The commentary from Trump officials is also a recognition of the political potency of the climate report, which administration officials originally published on the Black Friday following Thanksgiving when many Americans were shopping and not paying attention to the news.
Already, California Attorney General Xavier Becerra (D) suggested he would use the report in his office's numerous lawsuits against the administration's rollback of environmental regulations.
"I think I’ve read more of it than they have and I haven't read very much," Becerra said in a separate interview at the Energy 202 event. "It’s kind of disturbing."
Wheeler and other Trump officials have critiqued the report for what they see as an undue emphasis on the worst-case scenarios for temperature increases, by both the scientists behind the report and the news organizations covering it. The report in fact looked at a wide range of warming scenarios.
The acting EPA chief suggested that focusing on extreme scenarios may have been called for by the previous administration.
"I wouldn’t be surprised if the Obama administration told the report’s authors: Take a look at the worst case scenario for this report,” he said, adding that "this report was drafted at the direction of the Obama administration," even though the assessments are mandated by a 1990 law that calls for a new report every four years.
Work began on the report at the beginning of 2016, though most of the drafting was done after Trump was in office. A former chief science adviser to President Obama, John Holdren, vigorously contested Wheeler's characterization about the Obama administration's influence on the report.
"Mr. Wheeler’s insinuation is absolutely false," he said in a statement. Holdren explained his "only instruction" to the U.S. Global Change Research Program, which oversaw the report, was that it "should continue the distinguished tradition of the first three by drawing on the most current peer-reviewed science to illuminate what climate change is doing and is projected to do across the geographic regions and economic and ecological underpinnings of well-being in the United States."
When reached for comment, Michael Kuperberg, executive director of the U.S. Global Change Research Program, pointed to a section of the report itself, which reads: "Where supported by the underlying literature, authors were encouraged to describe the full scope of potential climate change impacts, both negative and positive, including more extreme impacts that are less likely but would have severe consequences."
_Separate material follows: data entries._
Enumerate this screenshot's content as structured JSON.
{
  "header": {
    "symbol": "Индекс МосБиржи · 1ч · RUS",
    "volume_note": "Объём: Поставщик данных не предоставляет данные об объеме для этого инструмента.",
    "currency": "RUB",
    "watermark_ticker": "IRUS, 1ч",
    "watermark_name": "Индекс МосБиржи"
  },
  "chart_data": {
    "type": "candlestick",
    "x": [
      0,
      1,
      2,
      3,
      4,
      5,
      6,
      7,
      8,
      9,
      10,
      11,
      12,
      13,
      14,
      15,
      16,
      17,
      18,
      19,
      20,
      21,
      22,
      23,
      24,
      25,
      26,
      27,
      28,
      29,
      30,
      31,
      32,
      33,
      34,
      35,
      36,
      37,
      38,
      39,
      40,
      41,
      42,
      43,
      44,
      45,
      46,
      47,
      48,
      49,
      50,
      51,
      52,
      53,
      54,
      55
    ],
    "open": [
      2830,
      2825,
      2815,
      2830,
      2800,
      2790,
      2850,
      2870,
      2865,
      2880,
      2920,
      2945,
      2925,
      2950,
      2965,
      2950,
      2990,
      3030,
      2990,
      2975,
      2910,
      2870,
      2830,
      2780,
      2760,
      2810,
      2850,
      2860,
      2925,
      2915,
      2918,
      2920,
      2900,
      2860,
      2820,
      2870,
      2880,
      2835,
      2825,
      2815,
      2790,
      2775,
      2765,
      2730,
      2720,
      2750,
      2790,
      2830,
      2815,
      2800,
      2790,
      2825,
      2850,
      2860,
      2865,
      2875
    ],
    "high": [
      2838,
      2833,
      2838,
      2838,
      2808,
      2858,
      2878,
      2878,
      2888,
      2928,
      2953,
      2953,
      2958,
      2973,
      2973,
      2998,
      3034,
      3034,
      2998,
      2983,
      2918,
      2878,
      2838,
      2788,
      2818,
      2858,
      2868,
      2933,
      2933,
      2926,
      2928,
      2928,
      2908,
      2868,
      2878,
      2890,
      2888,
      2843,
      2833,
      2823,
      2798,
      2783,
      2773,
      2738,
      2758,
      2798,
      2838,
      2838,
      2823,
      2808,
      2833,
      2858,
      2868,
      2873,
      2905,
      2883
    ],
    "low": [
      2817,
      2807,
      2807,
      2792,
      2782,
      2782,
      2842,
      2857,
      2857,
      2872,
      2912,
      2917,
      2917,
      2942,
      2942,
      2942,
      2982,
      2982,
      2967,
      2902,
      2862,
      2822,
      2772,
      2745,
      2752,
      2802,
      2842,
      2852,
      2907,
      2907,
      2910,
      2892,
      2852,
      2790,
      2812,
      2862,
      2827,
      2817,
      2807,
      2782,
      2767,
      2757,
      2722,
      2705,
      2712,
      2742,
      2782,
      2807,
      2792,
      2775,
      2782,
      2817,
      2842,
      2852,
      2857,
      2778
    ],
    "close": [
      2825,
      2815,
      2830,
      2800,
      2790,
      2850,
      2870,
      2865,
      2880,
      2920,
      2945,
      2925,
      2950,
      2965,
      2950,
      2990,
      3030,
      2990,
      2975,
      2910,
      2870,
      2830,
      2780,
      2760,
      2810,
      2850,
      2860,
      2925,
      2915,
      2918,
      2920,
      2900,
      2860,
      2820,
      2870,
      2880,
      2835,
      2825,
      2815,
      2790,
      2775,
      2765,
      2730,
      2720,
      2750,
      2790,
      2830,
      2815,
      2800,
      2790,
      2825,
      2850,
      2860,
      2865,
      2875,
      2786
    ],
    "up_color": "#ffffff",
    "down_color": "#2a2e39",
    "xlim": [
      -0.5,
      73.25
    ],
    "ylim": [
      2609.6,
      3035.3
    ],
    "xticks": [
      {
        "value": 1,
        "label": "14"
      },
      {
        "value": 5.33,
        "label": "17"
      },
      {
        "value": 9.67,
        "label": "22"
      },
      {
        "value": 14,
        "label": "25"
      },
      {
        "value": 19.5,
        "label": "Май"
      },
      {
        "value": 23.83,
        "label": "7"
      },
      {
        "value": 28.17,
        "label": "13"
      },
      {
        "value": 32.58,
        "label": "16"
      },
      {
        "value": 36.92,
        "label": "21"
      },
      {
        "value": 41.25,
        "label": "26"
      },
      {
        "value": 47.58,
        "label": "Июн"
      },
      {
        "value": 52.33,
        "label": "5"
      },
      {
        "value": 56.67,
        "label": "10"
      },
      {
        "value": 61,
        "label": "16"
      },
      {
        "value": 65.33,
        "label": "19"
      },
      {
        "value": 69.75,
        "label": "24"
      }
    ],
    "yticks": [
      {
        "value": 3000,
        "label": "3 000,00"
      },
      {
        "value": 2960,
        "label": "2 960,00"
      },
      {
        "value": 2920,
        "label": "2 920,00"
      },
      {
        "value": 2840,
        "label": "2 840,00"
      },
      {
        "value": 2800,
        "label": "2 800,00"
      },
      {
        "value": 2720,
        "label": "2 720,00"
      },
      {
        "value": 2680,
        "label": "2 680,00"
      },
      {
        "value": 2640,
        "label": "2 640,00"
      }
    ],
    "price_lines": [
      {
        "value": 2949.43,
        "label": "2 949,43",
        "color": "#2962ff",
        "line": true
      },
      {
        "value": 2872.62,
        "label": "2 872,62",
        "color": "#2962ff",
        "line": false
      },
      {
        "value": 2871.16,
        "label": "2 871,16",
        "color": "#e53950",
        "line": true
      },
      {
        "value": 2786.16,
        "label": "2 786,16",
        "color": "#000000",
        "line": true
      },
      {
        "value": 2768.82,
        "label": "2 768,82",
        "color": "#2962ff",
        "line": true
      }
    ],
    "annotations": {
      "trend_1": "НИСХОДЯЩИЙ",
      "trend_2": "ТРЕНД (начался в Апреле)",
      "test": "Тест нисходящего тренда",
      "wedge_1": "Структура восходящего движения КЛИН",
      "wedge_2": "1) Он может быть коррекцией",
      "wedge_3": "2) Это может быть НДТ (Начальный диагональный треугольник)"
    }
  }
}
Political spats over the work of the U.S. Global Change Research Program predate Trump. For example, a White House aide during the George W. Bush presidency, Philip Cooney, asked others to emphasize the uncertainties of climate science in another publication by the group.
James Connaughton, former chairman of the White House Council on Environmental Quality for Bush, said that Wheeler should stay within the process set up by the program for previous assessments, which were designed to "ensure it is reflecting the most up-to-date science."
"The key is working within the process. It is a good one. It is a deliberate one," Connaughton said.
He added that Wheeler, who began a career working in the federal government in the early 1990s, "has long Washington experience to work within that process."